Detection arm assembly

Step-by-step assembly instructions

The detection path can have two interchangeable configurations:

Assembly (exploded view)

Installing the F-stage

The F (focus) stage is the first step of Benchtop building. The center of the rail XT66 must be along the breadboard center line.

❗ The angles of mechanical components should be kept at right angles to simplify optical alignment later. Use the try square to keep edges of components at right angles, before bolting them together.

Steps

1. Locate the top left M6 mounting hole on the breadboard as shown.
2. 3D model of the mounted F-stage
3. Adjust the angle between F-stage and its mounting plate with the try square before tightening the M6 bolts.
4. Align the F-stage mounting plate with the base breadboard edges, then tighten the bolts.
5. Align the XT66SD-250 rail with the stage edge, then tighten the bolts.

Mounting the camera

For camera mounting, 3 parts must be printed (ThorlabsSM2L30-XT66P2M-BASE, ThorlabsSM2L30-XT66P2M-TOP, Iris15-XT66P2M). See /custom-parts/detection-objective-mounts for the STL models.

🔧 We use Prusa 3D printer with PETG filament, since dimensional accuracy is not very critical for these parts.

Steps

1. Print the parts, remove any strings/hair with a coarse sand paper if needed (PETG tends to print with a lot of stringing)
2. Bolt the ThorlabsSM2L30-XT66P2M-BASE and ThorlabsSM2L30-XT66P2M-TOP together with M6 screws/nuts, and attach the base to the XT66P2/M rail carriage.
3. Screw the two SM2 tubes together, attach the F-mount, and place it into the 3D printed mount on the XT66P2/M rail carriage.
4. The Iris 15 camera has imperial mounting thread 1/4-20, which is rather shallow. Cut 5 mm off the 50-mm long 1/4-20 mm bolt (the longest in Thorlabs 1/4-20 kit), using wise and a hand saw (for metal). Use the shortened bolt to mount the Iris 15 camera on the Iris15-XT66P2M pedestal and the XT66P2/M rail carriage.
5. Attach the camera to the F-mount.
6. The camera should be oriented with the longer sensor size vertically, and the data port on the top. Sensor orientation is important for the rolling shutter mode readout running horizontally.

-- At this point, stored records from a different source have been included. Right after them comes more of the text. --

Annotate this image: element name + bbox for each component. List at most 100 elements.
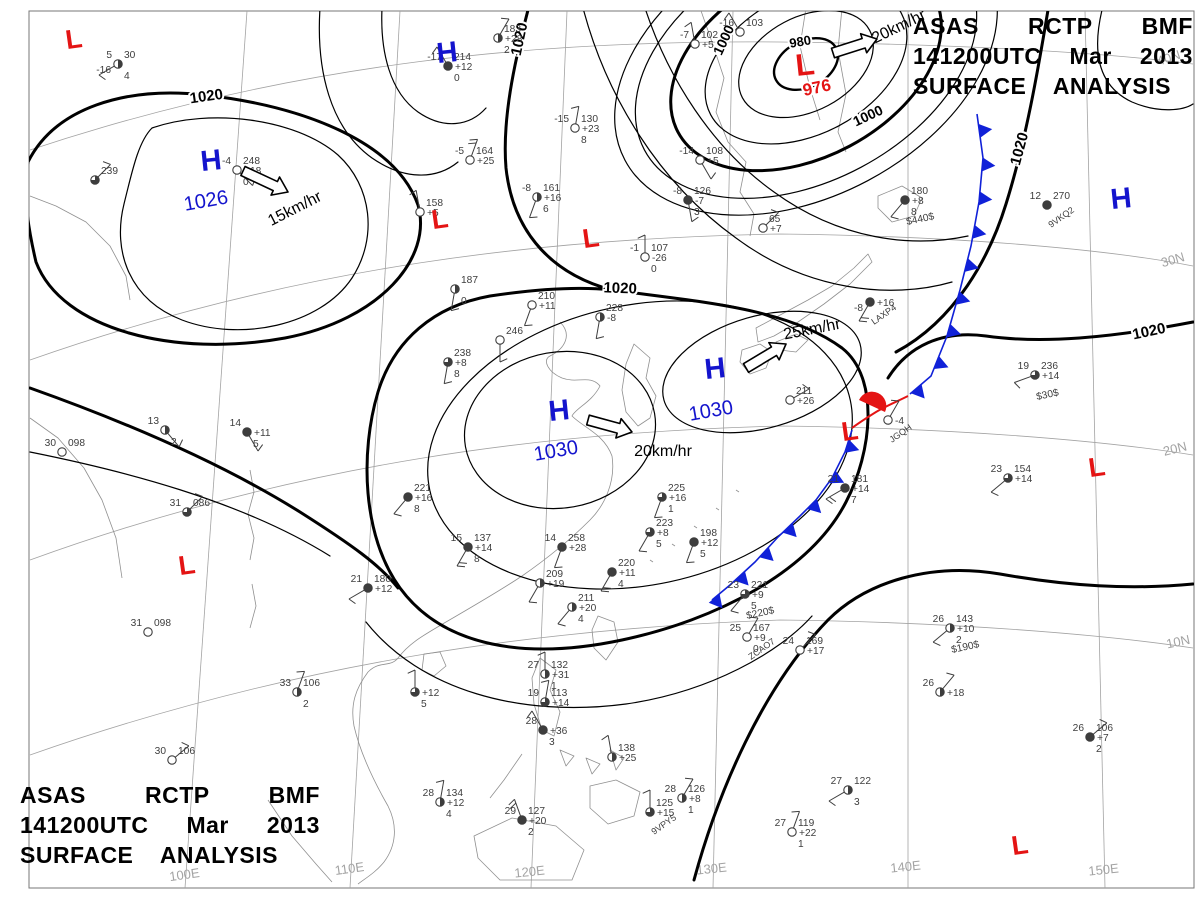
station-value: 25 xyxy=(730,623,742,634)
high-center: H xyxy=(1109,182,1133,216)
isobar xyxy=(29,386,400,590)
wind-barb xyxy=(1092,722,1108,735)
coastline xyxy=(649,489,740,563)
station-value: 26 xyxy=(933,614,945,625)
wind-barb xyxy=(690,22,695,40)
station-value: +12 xyxy=(422,688,440,699)
station-value: 238 xyxy=(454,348,471,359)
cloud-cover-quarter xyxy=(645,532,650,537)
low-symbol: L xyxy=(839,415,860,447)
wind-barb-tick xyxy=(730,610,739,614)
station-value: 122 xyxy=(854,776,871,787)
station-value: 210 xyxy=(538,291,555,302)
station-plot: 5 30 -16 4 xyxy=(96,50,135,82)
wind-barb-tick xyxy=(393,513,402,517)
station-value: 3 xyxy=(854,797,860,808)
cloud-cover-symbol xyxy=(232,165,242,175)
cloud-cover-symbol xyxy=(1085,732,1095,742)
wind-barb xyxy=(545,680,550,698)
parallel-line xyxy=(29,425,1194,561)
station-value: +5 xyxy=(707,156,719,167)
wind-barb-tick xyxy=(807,631,816,635)
station-value: +11 xyxy=(539,301,556,312)
wind-barb-tick xyxy=(684,777,694,780)
station-value: +10 xyxy=(957,624,975,635)
station-value: +26 xyxy=(797,396,815,407)
isobar xyxy=(365,11,870,651)
station-plot: 223+85 xyxy=(638,518,673,553)
wind-barb xyxy=(531,710,542,727)
station-value: 098 xyxy=(154,618,171,629)
isobar xyxy=(645,11,969,242)
wind-barb-tick xyxy=(257,444,264,452)
wind-barb-tick xyxy=(178,439,184,448)
cloud-cover-symbol xyxy=(363,583,373,593)
station-value: 8 xyxy=(414,504,420,515)
station-value: +25 xyxy=(619,753,637,764)
wind-barb-tick xyxy=(802,383,810,390)
wind-barb-tick xyxy=(468,142,477,145)
cloud-cover-symbol xyxy=(683,195,693,205)
station-value: -14 xyxy=(679,146,694,157)
station-value: 132 xyxy=(551,660,568,671)
wind-barb-tick xyxy=(1013,382,1021,389)
cloud-cover-symbol xyxy=(640,252,650,262)
cloud-cover-half xyxy=(118,59,123,69)
coastline xyxy=(591,615,619,661)
station-value: 225 xyxy=(668,483,685,494)
station-value: 221 xyxy=(751,580,768,591)
isobar-label: 980 xyxy=(788,32,812,51)
cloud-cover-symbol xyxy=(443,61,453,71)
station-value: -4 xyxy=(222,156,231,167)
high-center: H xyxy=(435,36,459,70)
wind-barb-tick xyxy=(654,516,663,519)
station-value: 5 xyxy=(700,549,706,560)
cold-front-tooth xyxy=(759,547,774,561)
cloud-cover-symbol xyxy=(538,725,548,735)
wind-barb xyxy=(748,617,759,634)
map-text: 150E xyxy=(1088,860,1120,878)
station-plot: 210+11 xyxy=(524,291,556,327)
wind-barb-tick xyxy=(435,779,444,783)
cold-front-tooth xyxy=(955,291,971,305)
station-value: 126 xyxy=(694,186,711,197)
meridian-line xyxy=(184,11,248,888)
station-plot: 211+204 xyxy=(557,593,597,627)
station-plot: 27 119+221 xyxy=(775,810,817,850)
wind-barb xyxy=(686,545,694,563)
isobar xyxy=(669,11,943,173)
map-text: 130E xyxy=(696,859,728,877)
isobar xyxy=(463,350,657,510)
cold-front-tooth xyxy=(972,225,987,239)
wind-barb-tick xyxy=(458,562,467,564)
meridian-line xyxy=(530,11,568,888)
station-value: 21 xyxy=(828,474,840,485)
station-plot: +125 xyxy=(407,669,440,710)
station-value: 223 xyxy=(656,518,673,529)
station-value: +12 xyxy=(375,584,393,595)
coastline xyxy=(267,799,333,883)
wind-barb xyxy=(1014,375,1032,383)
station-value: +12 xyxy=(701,538,719,549)
station-value: +14 xyxy=(1042,371,1060,382)
coastline xyxy=(755,253,873,343)
wind-barb xyxy=(802,634,816,648)
cloud-cover-half xyxy=(545,669,550,679)
cloud-cover-half xyxy=(440,797,445,807)
cloud-cover-half xyxy=(600,312,605,322)
station-value: -8 xyxy=(607,313,616,324)
map-text: 120E xyxy=(514,862,546,880)
station-plot: 13 2 xyxy=(148,416,184,448)
station-plot: -17 214+120 xyxy=(427,46,473,84)
station-value: 30 xyxy=(45,438,57,449)
wind-barb-tick xyxy=(642,789,651,794)
station-value: 12 xyxy=(1030,191,1042,202)
cloud-cover-half xyxy=(448,357,453,367)
warm-front-symbol xyxy=(859,391,887,412)
high-center: H xyxy=(199,144,223,178)
isobar xyxy=(662,310,862,434)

Mounting and focusing of the tube lens

Inserting a filter into the filter wheel, and mounting the latter

Here we use ZWO EFW Mini filter wheel and a 25-mm mounted quadband filter from Chroma.

⚠️ Filters are delicate optical elements which must be handled with care, and using powder-free gloves. Avoid pressing on the filter, or leaving finger prints. If necessary, it can be gently cleaned from dust using compressed air.

Configurations: microscope objective vs telecentric lens

Microscope objectives

Large-FOV plan apochromat infinity-corrected objectives with a suitable tube lens.

• magnification range: 2x - 20x
• NA range: 0.05 - 0.28
• lateral resolution: 2.5 - 1.5 microns
• filter wheel: 5-pos Zwo EFW mini
• filter wheel mounting: in the infinity space (between objective and tube lens)
• filter diameter: 25 mm

Telecentric lenses

Industrial telecentric lenses with high field flatness.

• magnification range: 0.9 - 2x
• NA range: 0.04 - 0.1
• lateral resolution: 5.5 - 2.5 microns
• filter wheel: 5-pos 3D printed wheel controlled by a Dynamixel servo.
• filter wheel mounting: between the sample and the objective, on the optical table.
• filter diameter: 50 mm

In both configurations the camera and objective are mounted on a focusing linear stage which adjusts the objective position to match the light-sheet illumination plane.

Red parts are 3D printed holders for the objective and the camera.

⚠️ The objective holder rail carrier should be clamped tight, while the camera holder carrier should be left loose on the rail to avoid over-constraining.

Detection objectives comparison summary

Detection-obj-overview.xlsx.

Recommended parts list

Benchtop-partslist-latest.xlsx

⚠️ The early version of Benchtop used Mitutoyo BD (Bright and Darkfield) Plan Apo objectives for historical (ease of ordering) reasons. These objectives are now replaced by the M Plan Apo series. The BD and M series have identical optical specs, but BDs are thicker, use less common mounting thread, and need a 3D printed cover ring to block unwanted light coming through their illumination ring.